彼がもし、あのときの姿勢を崩さずにいてくれるなら、フリード・Yとは違った形の、心通わせる存在になり得るのではないか。
胸に灯った小さな期待は何を置いても護りたい温みであったのだ。従者に秘密を抱いたまま、マイクロトフは薄く笑った。
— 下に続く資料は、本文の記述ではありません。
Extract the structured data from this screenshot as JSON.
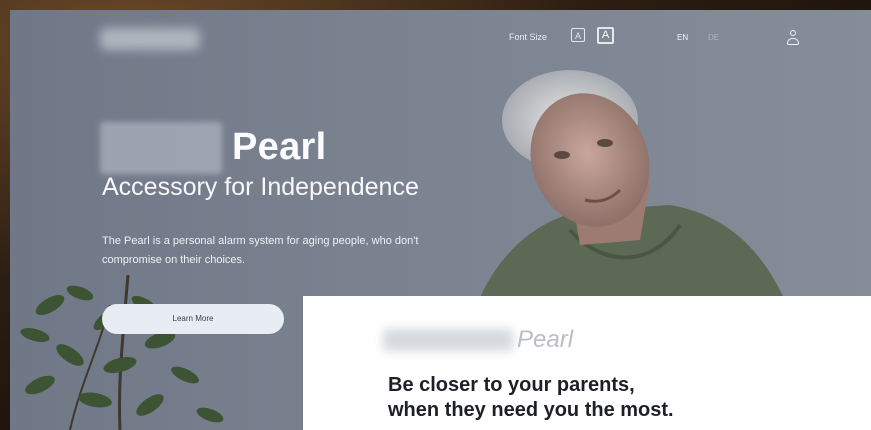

「……それに、どのみち即位するまでの辛抱だ。おれとて、いつまでも不本意な立場に甘んじているつもりはない。敵を一掃する力をこの手にするまで、殺される訳にはいかないからな」
「殿下……」
「心配するな、フリード・Y」
彼は親愛のこもった眼差しで若者を見詰めた。
「おれは死なない。たとえおまえが言うように、カミューという人物が死の神に近しい者であったとしても、それに飲み込まれはしない。おれには国を護るつとめがある。この身には「建国の父」の最後の血が流れているのだからな」
雄々しき宣言にもはや何も言えず、フリード・Yが深々と頭を垂れたところで扉が鳴った。神経質そうな叩き方は宰相の癖である。グランマイヤーが抑え切れぬ笑みを浮かべながら再入室を果たした。
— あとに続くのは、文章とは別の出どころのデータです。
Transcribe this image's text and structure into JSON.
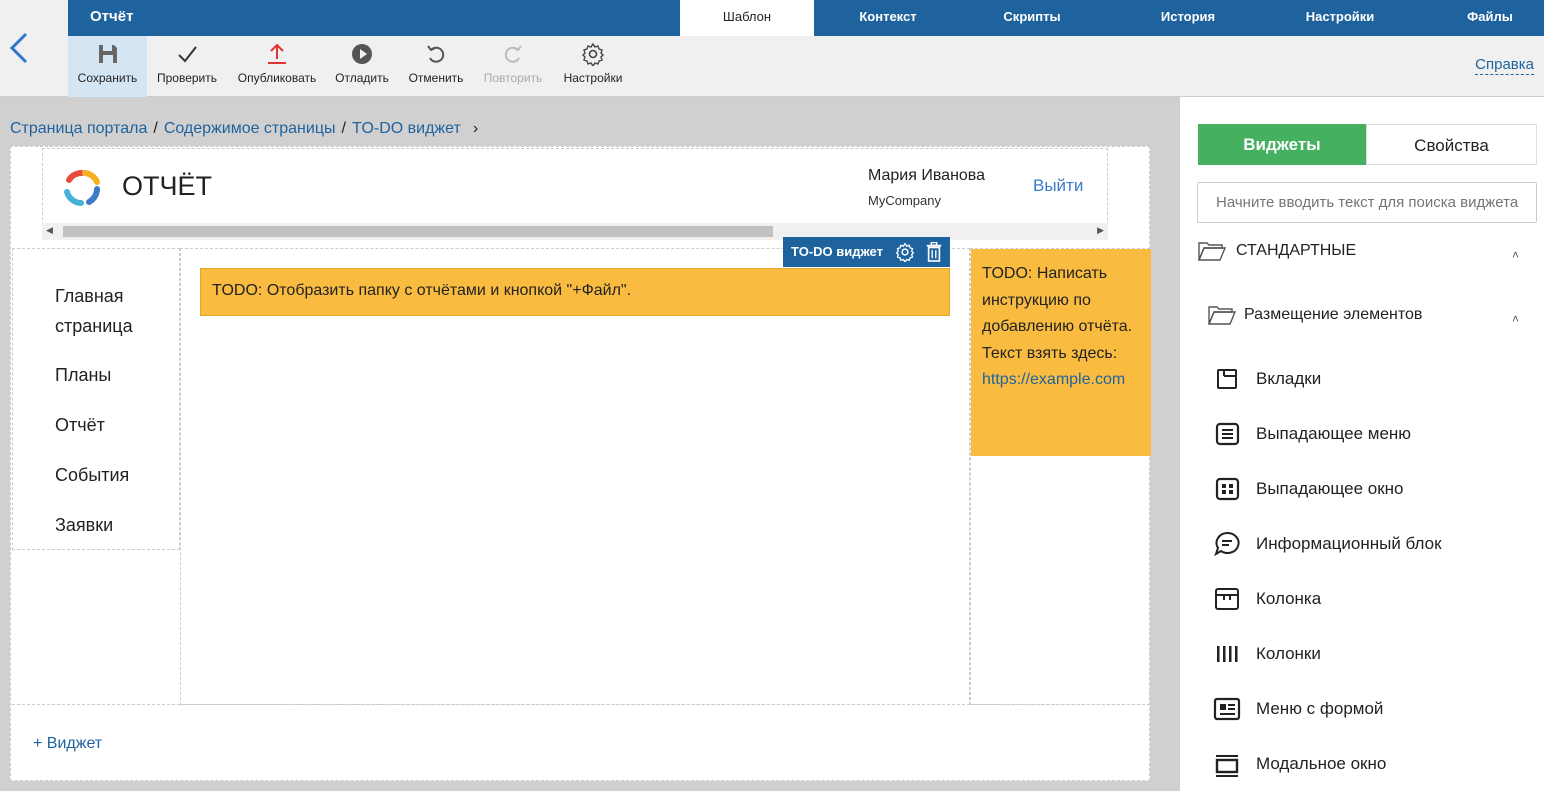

「剣士たちは引き取らせました。やれやれ、とんだ出費に見舞われたものです。これは殿下に充てられた予算から捻出させていただきますからな」
悪戯っぽく言って皇子を軽く睨み、それから表情を引き締めた。
「改めて御紹介……した方が宜しいのでしょうな? 入られよ、カミュー殿」
宰相の後に控えていた影が、ゆっくりと室内に足を踏み入れる。
旅装束の外套を脱いだ青年は、往来で見たとき以上にほっそりとしなやかな身体付きだった。あの見事な身のこなしを目にしていなかったら、卓越した剣士とはとても想像出来ない。それほどまでに彼は優美であった。
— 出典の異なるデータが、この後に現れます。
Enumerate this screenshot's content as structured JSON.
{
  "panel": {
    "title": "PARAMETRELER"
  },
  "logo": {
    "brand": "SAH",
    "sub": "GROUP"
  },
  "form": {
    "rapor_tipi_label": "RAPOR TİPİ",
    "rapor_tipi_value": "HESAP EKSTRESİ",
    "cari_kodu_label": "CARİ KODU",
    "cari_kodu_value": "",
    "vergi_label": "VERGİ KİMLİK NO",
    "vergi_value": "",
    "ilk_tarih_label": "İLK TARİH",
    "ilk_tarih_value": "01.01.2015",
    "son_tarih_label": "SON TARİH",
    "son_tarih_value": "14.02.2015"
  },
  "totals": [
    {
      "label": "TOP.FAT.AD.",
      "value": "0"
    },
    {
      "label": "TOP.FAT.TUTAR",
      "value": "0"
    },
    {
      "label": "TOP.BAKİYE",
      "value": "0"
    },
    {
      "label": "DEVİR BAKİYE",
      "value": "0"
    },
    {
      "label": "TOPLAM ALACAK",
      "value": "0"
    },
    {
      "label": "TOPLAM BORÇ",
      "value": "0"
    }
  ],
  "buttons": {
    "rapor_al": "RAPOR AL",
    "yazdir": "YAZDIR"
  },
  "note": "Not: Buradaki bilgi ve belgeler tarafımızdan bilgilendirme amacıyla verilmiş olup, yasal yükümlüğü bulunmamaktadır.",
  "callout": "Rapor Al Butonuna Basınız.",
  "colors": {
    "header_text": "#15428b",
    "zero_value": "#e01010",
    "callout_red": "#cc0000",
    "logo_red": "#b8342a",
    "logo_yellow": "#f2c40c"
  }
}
息を殺して椅子から立ち上がった二人と目が合った途端、ほんの僅かに琥珀が見開かれた。そこにはマイクロトフらが見た凍れる闘気はない。かと言って、大仰に驚いた気配もなかった。
「……皇太子殿下でおられましたか。知らぬこととは言え、先程はとんだ非礼を……深くお詫び申し上げます」
フリード・Yの顎を外させかねない慇懃で、艶やかなマチルダ式の礼を取る。だがマイクロトフは、その端正な顔に潜んだ苦笑を見取っていた。